Por Michel Zaidan Filho, sociólogo Não precisaria ter estudado tanto para apreender o significado da frase pronunciada por um delegado da Polícia Civil de Pernambuco, em debate radiofônico na UFPE, de que a Polícia é em si mesmo um fator criminógeno.

Não precisava acompanhar também os desdobramentos do “desaparecimento” do ajudante de pedreiro.

Amarildo, depois de uma visita forçada à UPP da Rocinha ou o atropelamento por um policial de um ancião, durante as últimas manifestações de rua, no Rio de Janeiro e a omissão covarde de socorro por parte do atropelador.

Tudo isso seria dispensável diante das medidas anunciadas por um oficial da Polícia, afirmando que a PM não tolerará mais nenhuma crítica à ação da Polícia e que espionaria a Internet, para ver as críticas assacadas, nas redes sociais, à corporação militar.

Como se isso fôsse pouco, a Polícia Militar do Rio de Janeiro determinou que a realização de qualquer pr otesto público terá de ser comunicada à Chefatura de Polícia com 48 horas de antecedência.

Embora não seja especialista em Direito Constitucional, pode-se facilmente perceber a flagrante ilegalidade dessas medidas.

Ainda que os nossos bravos integrantes do aparelho de segurança pública fôssem monumentos de virtude e conduta ilibada, o direito de crítica e de manifestação não é um beneplácito de nenhuma autoridade policial.
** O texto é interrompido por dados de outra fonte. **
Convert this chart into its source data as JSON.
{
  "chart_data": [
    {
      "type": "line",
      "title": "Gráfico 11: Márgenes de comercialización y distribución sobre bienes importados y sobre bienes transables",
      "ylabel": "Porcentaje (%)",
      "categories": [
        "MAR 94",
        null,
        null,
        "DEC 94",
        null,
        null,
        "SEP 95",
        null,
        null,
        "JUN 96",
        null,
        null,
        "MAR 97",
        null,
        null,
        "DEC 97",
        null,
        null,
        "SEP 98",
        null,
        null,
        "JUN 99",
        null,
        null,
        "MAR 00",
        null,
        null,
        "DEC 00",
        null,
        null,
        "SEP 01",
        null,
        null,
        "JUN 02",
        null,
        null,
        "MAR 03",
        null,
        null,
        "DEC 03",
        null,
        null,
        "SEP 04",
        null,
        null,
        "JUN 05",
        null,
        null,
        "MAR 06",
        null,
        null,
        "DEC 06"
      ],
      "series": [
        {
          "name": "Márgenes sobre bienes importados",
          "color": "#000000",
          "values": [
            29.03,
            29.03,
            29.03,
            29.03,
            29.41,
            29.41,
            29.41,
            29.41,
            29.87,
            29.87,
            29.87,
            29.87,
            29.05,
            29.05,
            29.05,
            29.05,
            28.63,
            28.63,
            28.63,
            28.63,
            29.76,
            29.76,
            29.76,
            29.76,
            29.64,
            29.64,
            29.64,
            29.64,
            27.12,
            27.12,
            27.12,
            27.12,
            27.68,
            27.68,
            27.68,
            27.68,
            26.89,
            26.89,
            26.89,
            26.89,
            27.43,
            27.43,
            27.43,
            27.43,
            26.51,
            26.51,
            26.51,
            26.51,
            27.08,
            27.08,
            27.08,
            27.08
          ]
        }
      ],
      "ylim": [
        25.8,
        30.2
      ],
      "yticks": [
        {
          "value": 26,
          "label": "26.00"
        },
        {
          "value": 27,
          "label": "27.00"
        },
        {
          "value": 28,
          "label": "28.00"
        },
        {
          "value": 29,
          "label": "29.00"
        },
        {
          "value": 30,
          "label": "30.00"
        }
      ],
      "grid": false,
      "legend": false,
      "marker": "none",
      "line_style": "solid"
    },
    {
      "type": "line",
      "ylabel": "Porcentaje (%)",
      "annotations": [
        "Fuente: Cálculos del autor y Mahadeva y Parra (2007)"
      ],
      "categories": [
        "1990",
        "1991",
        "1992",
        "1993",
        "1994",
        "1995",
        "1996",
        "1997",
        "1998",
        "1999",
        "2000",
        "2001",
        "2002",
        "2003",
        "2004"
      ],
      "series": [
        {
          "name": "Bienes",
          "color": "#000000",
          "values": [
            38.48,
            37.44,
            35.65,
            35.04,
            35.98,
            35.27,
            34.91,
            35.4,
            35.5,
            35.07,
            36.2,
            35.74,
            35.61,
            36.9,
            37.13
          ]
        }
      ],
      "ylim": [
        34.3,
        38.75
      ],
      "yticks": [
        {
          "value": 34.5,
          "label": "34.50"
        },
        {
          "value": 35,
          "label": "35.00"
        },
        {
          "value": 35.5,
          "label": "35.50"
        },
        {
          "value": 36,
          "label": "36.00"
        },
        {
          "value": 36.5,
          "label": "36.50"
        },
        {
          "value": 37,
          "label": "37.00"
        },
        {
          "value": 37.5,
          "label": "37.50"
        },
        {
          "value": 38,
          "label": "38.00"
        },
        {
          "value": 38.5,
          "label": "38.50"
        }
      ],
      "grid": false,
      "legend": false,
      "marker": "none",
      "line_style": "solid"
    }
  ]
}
É um direito garantido pela Constituição Federal do Brasil.

Todo e qualquer cidadão ou cidadã tem o direito, se assim lhe aprouver, de fazer críticas à atuação policial e se manifestar publicamente contra os desvios dessa atuação, mesmo porque os policiais são agentes públicos, pagos pelo contribuinte, e seu papel é defender as liberdades civis e políticas de seus mantenedores, como manda a Constituição.

A policia não deve obediência apenas ao governador, ao prefeito ou ao Presidente da República: deve obediência à lei, ao ordenamento jurídico do paí s, à ordem constitucional.

Só num Estado de Exceção, a polícia faz pouco caso da lei, cria casuisticamente portarias e resoluções coibindo os direitos dos cidadãos.

Não é o caso.

Ninguém, num Estado Democrático de Direito precisa pedir à autoridade polícia a autorização para fazer crítica ou organizar uma passeata, e perguntar o que pode dizer, como dizer, como se vestir, contra quem criticar etc.

Não cabe à Polícia essa decisão.

Permitir um abuso constitucional como esse, é colocar à ordem jurídica na dependencia do arbítrio e da vontade daqueles que deveria, sim, estar defendendo esse direito e não condicionando a esta ou aquela condição. É preciso promover um amplo debate sobre os limites (e a competência) da polícia e quem conferiu a ela tais poderes exorbitantes.

Uma coisa é defender a lei e o direito.

Outra é defender as conveniências ou os interesses do governante de turno. É bom lembrar que os oficiais nazistas foram condenados à morte, mesmo depois que alegaram que estavam cumprindo ordens de seus superiores hierárquicos, quando mandaram os judeus para as câmaras de gás.

A “mentalidade de funcionário” não serve como argumento, quando a ordem emanada de seu superior é absurda, ilegal, inconstitucional.

Se as manifestações de rua estão se tornando frequentes e vêm reagindo com a mesma veemência das ações da polícia, talvez fôsse o caso de refletir se a violência e a ilegalidade são os melhores meios de lidar com esses movimentos e, parar, para ouvir suas razões.

Há profundas motivações nessas ações e possível entendê-las, desde que haja vontade política para isso.

Mas é pedir muito à comunidade de segurança que, suspenda o porrete, e tente entender o que está acontecendo.

Não se contém a violência com mais violência e a propaganda enganosa.